Journal of Geodynamics'te 2010 yılında yayınlanan bir makaleye göre, çoğu bilim insanı süper kıta döngüsünün büyük ölçüde mantodaki dolaşım dinamikleri tarafından yönlendirildiğine inanmaktadır.
Bunun ötesinde ayrıntılar bulanıklaşıyor.
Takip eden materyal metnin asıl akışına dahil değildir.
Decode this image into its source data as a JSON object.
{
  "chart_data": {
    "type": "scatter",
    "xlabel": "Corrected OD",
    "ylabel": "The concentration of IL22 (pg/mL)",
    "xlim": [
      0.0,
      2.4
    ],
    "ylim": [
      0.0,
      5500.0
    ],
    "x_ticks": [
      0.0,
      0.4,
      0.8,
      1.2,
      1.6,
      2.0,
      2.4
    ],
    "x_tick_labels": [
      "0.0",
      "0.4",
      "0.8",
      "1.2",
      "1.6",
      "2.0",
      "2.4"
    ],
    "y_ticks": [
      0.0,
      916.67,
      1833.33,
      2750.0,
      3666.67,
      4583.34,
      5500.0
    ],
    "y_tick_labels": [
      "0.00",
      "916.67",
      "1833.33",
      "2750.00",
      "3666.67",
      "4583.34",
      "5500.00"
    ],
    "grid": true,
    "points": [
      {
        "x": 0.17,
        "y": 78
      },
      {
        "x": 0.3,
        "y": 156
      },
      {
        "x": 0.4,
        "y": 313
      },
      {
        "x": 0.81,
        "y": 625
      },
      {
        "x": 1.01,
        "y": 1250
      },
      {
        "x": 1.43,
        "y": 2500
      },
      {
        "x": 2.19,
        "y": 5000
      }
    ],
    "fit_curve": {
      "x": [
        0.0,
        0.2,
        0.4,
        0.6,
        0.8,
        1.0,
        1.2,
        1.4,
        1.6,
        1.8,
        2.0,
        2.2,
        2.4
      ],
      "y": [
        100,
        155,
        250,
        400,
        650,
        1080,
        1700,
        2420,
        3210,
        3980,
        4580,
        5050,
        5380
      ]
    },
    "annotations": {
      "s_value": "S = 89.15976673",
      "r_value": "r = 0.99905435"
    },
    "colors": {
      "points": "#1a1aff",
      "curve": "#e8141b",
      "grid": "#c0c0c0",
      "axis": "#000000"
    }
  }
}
Murphy, mantoda oluşan ısının muhtemelen uranyum gibi kararsız elementlerin radyoaktif bozunmasından kaynaklandığını, ancak bilim insanlarının manto içinde mini ısı akışı cepleri olup olmadığı ya da tüm kabuğun büyük bir ısı taşıma bandı olup olmadığı konusunda hemfikir olmadıklarını söyledi.
PANGAEA ÜZERİNE GÜNCEL ARAŞTIRMALAR
Bilim insanları, kıta hareketlerinin arkasındaki mekanizmaları daha iyi anlamak için matematiksel, 3 boyutlu simülasyonlar oluşturdu. Geoscience Frontiers dergisinde 2018 yılında yayınlanan bir makalede, yer bilimciler Masaki Yoshida ve M. Santosh, yaklaşık 200 milyon yıl önce Pangea'nın parçalanmasından bu yana büyük ölçekli kıta hareketlerinin simülasyonlarını nasıl ürettiklerini açıkladılar. Modeller, tektonik levha hareketinin ve manto konveksiyon kuvvetlerinin birlikte çalışarak büyük kara kütlelerini nasıl parçaladığını ve hareket ettirdiğini gösteriyor. Örneğin, Pangea'nın büyük kütlesi altındaki mantoyu yalıtarak süper kıtanın ilk parçalanmasını tetikleyen manto akışlarına neden oldu. Üst mantonun radyoaktif bozunması da sıcaklığı yükselterek Hint alt kıtasını koparan ve kuzey hareketini başlatan yukarı doğru manto akışlarına neden oldu.
Yoshida ve Santos, 250 milyon yıl sonraki manto konveksiyonunu ve kıta hareket modellerini tahmin etmek için ek jeolojik modeller oluşturdu. Bu modeller, milyonlarca yıl boyunca Avustralya, Kuzey Amerika, Afrika ve Avrasya'nın Kuzey Yarımküre'de bir araya gelmesiyle Pasifik Okyanusu'nun kapanacağını öne sürmektedir. Sonunda bu kıtalar birleşerek "Amasia" adı verilen bir süper kıta oluşturacak. Geriye kalan iki kıtanın, Antarktika ve Güney Amerika'nın nispeten hareketsiz kalacağı ve yeni süperkıtadan ayrı olacağı tahmin edilmektedir.
Pangaea Ultima olarak adlandırılan bir başka süper kıta önerisi de ortaya atılmıştır. Bu durumda Atlantik ve Hint okyanusları kapanarak Amerika kıtasını Avrupa ve Afrika'ya bağlayacak ve nihayetinde Dünya'nın tüm kara parçalarını birbirine bağlayacaktır.
Nature Geoscience dergisinde 2023 yılında yayınlanan araştırmaya göre, Pangaea Ultima - Pangaea Proxima olarak da bilinir - oluşursa, Dünya muhtemelen memeliler için yaşanabilir hale gelecektir. Araştırmacılar, önerilen süper kıta üzerindeki iklim koşullarını modellediler ve bugün Dünya'dan çok daha sıcak olacağını buldular.
Büyük kara kütlesi okyanusun soğutma etkisinden yoksun olurken, yaşlanan güneş daha aktif olacak ve Dünya'nın ondan daha fazla radyasyon emmesine yol açacaktır. Son olarak, birleşen kıtaların yol açtığı volkanik faaliyet CO2'de büyük bir artışa neden olacaktı. Buradan yola çıkarak, Pangaea Ultima'nın sadece %8'inin memeliler için yaşanabilir olacağını hesapladılar.
İngiltere'deki Bristol Üniversitesi'nden iklimbilimci Alexander Farnsworth, Live Science'a yaptığı açıklamada, "Bugün Sahra gibi bölgelerde yaşayabilen çok özel memeliler olsa da bu memelilerin tercihli olarak seçilip seçilmeyeceği ve torunlarının Pangaea Ultima'ya yeniden yayılıp hâkim olup olmayacağı henüz belli değil" dedi. "Belki de sürüngenler daha iyi uyum sağlamışlardır? Ya da tamamen farklı bir şey?"
Bu yazı LIVESCIENCE’ de yayınlanmıştır.